Eks Kantor KADIN Aceh Utara: Aset Publik yang “Raib” Dalam Senyap

Foto: Ilustrasi
Foto: Ilustrasi

Eks Kantor KADIN Aceh Utara: Aset Publik yang “Raib” Dalam Senyap

Foto: Ilustrasi
Foto: Ilustrasi

Aceh Utara – Pengelolaan aset publik adalah ukuran paling sederhana sekaligus paling telanjang dari integritas pemerintah daerah. Namun, kasus penjualan eks Kantor KADIN Aceh Utara di Kota Lhokseumawe justru menghadirkan tanda tanya besar: benarkah pemerintah sedang membangun tata kelola yang transparan, atau malah menutup-nutupi praktik maladministrasi?

Aset Publik Bukan Warisan Pribadi

Bangunan eks Kantor KADIN adalah barang milik daerah. Artinya, ia bukan tanah warisan pejabat yang bisa dijual seenaknya, bukan pula harta keluarga yang bisa dipindah tangan lewat lobi meja makan. Ada prosedur baku yang wajib ditaati, sebagaimana diatur dalam Permendagri No. 19 Tahun 2016 tentang Pengelolaan Barang Milik Daerah.

Aturan tersebut menegaskan bahwa penjualan aset daerah harus melalui tahapan:

1. Penilaian oleh appraisal independen,

2. Persetujuan kepala daerah dengan rekomendasi DPRK,

3. Lelang terbuka melalui KPKNL,

4. Setoran hasil penjualan ke kas daerah sebagai PAD,

5. Penghapusan dari daftar inventaris barang milik daerah.

Jika salah satu tahapan ini diabaikan, maka proses penjualan bisa dianggap cacat hukum. Pertanyaannya: sudahkah semua tahapan ini dijalankan?
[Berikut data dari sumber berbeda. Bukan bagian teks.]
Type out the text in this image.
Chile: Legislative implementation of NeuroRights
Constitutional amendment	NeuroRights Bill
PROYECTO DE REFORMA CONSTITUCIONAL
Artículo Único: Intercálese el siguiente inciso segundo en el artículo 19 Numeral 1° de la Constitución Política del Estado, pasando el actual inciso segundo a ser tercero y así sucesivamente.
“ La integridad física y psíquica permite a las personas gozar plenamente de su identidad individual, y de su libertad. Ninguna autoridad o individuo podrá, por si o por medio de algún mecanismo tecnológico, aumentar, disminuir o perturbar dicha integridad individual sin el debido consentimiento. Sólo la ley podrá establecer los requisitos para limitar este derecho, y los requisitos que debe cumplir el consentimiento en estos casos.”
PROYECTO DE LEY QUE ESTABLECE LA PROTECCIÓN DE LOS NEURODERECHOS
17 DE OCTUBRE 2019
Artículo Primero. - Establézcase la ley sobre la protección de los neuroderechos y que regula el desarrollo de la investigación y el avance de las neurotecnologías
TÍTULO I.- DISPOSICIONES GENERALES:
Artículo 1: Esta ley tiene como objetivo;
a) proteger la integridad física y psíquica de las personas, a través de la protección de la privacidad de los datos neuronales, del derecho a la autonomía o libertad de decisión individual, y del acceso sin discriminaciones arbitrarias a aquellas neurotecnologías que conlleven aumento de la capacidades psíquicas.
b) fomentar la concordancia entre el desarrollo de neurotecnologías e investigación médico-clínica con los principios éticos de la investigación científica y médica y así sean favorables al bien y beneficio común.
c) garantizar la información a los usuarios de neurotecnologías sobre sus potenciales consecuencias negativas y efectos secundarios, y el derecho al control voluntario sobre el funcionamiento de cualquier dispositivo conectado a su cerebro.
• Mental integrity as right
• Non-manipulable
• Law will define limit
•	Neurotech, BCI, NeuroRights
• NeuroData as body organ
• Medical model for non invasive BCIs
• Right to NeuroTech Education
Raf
Maladministrasi atau Penyalahgunaan Wewenang?

Minimnya dokumen resmi dan kaburnya alur administrasi memperkuat dugaan bahwa kasus ini bukan sekadar maladministrasi, tetapi bisa berimplikasi hukum. Jika hasil penjualan tidak pernah masuk ke kas daerah, maka itu bukan lagi soal kelalaian birokrasi, melainkan indikasi penyalahgunaan wewenang yang berpotensi menimbulkan kerugian negara.

Undang-Undang Tipikor jelas menyebut: setiap orang yang menyalahgunakan kewenangan hingga menimbulkan kerugian keuangan negara dapat dijerat hukum. Apakah pejabat terkait siap mempertanggungjawabkan ini?

DPRK Jangan Jadi Penonton

Diamnya DPRK Aceh Utara menambah kecurigaan publik. Padahal, mereka punya fungsi pengawasan yang melekat. Lebih ironis lagi, isu sebesar ini tidak pernah masuk ke dalam Panitia Khusus (Pansus) DPRK. Kenapa? Apakah ada kompromi politik? Atau DPRK memang sengaja menghindari isu yang bisa menyeret nama pejabat tertentu?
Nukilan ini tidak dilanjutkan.